We are also working to define how tryptophan metabolism along the kynurenine pathway can be therapeutically targeted in human IBD and colon cancer. We previously identified IDO (Indoleamine 2,3 dioxygenase-1) induction as a strategy to promote tolerance and limit inflammation in models of IBD. We extended this knowledge to two human translational projects examining IDO metabolites as a Crohn’s disease activity biomarker, and IDO gene polymorphisms as a predictor of disease severity. More recently, we determined that IDO1 also plays a pathogenic role in promoting progression of colon cancer, an important complication of IBD. Our work indicates that epithelial based tryptophan metabolism in particular is important in disease pathogenesis, and developed a new system to test these findings in human derived spheroid cultures. These discoveries formed the platform for our current investigations aimed at defining how to most effectively exploit this “immune checkpoint” pathway to target colitis-associated and sporadic colon cancer.
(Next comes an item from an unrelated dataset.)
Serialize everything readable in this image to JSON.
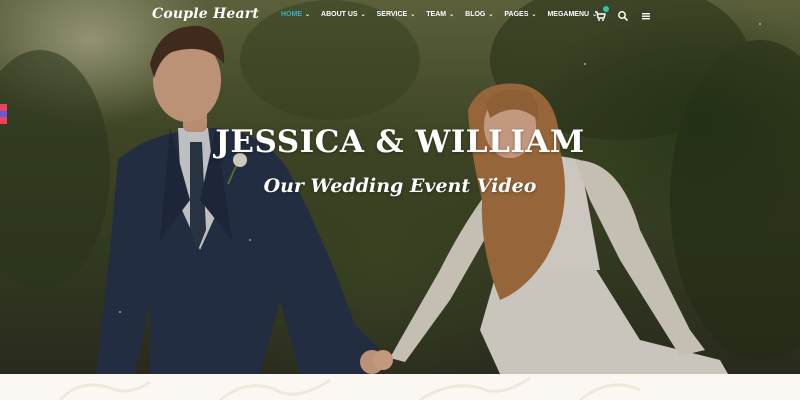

Additionally, we are working to define the role of probiotic bacteria in preventing intestinal mucositis. Defining host-microbial interactions and identifying how these apply to GI health is a major focus of interest in my basic and clinical research. We have specifically focused on the unmet need for strategies to prevent GI toxicity from cytotoxic cancer therapy (intestinal mucositis). We previously demonstrated that exogenous administration of a specific lactobacillus probiotic bacteria, LGG, protects the small intestinal stem cell niche from cytotoxic radiation injury. Work in the lab is currently directed at defining the probiotic derived product that mediates the effect and defining its signaling mechanisms. Additionally, we are exploring ways to enhance this probiotic’s cytoprotective efficacy through dietary manipulation and genetic engineering.
Finally, we are now taking this discovery to cancer patients in need. To do so we developed an IND application with the FDA, navigated regulatory bodies (IRB, NCI cancer center protocol reviews, etc), and initiated an NCI funded Phase 1 clinical trial which is currently enrolling. We anticipate extending these findings to a multi-institutional randomized clinical trial with the Alliance for Clinical Trials in Oncology.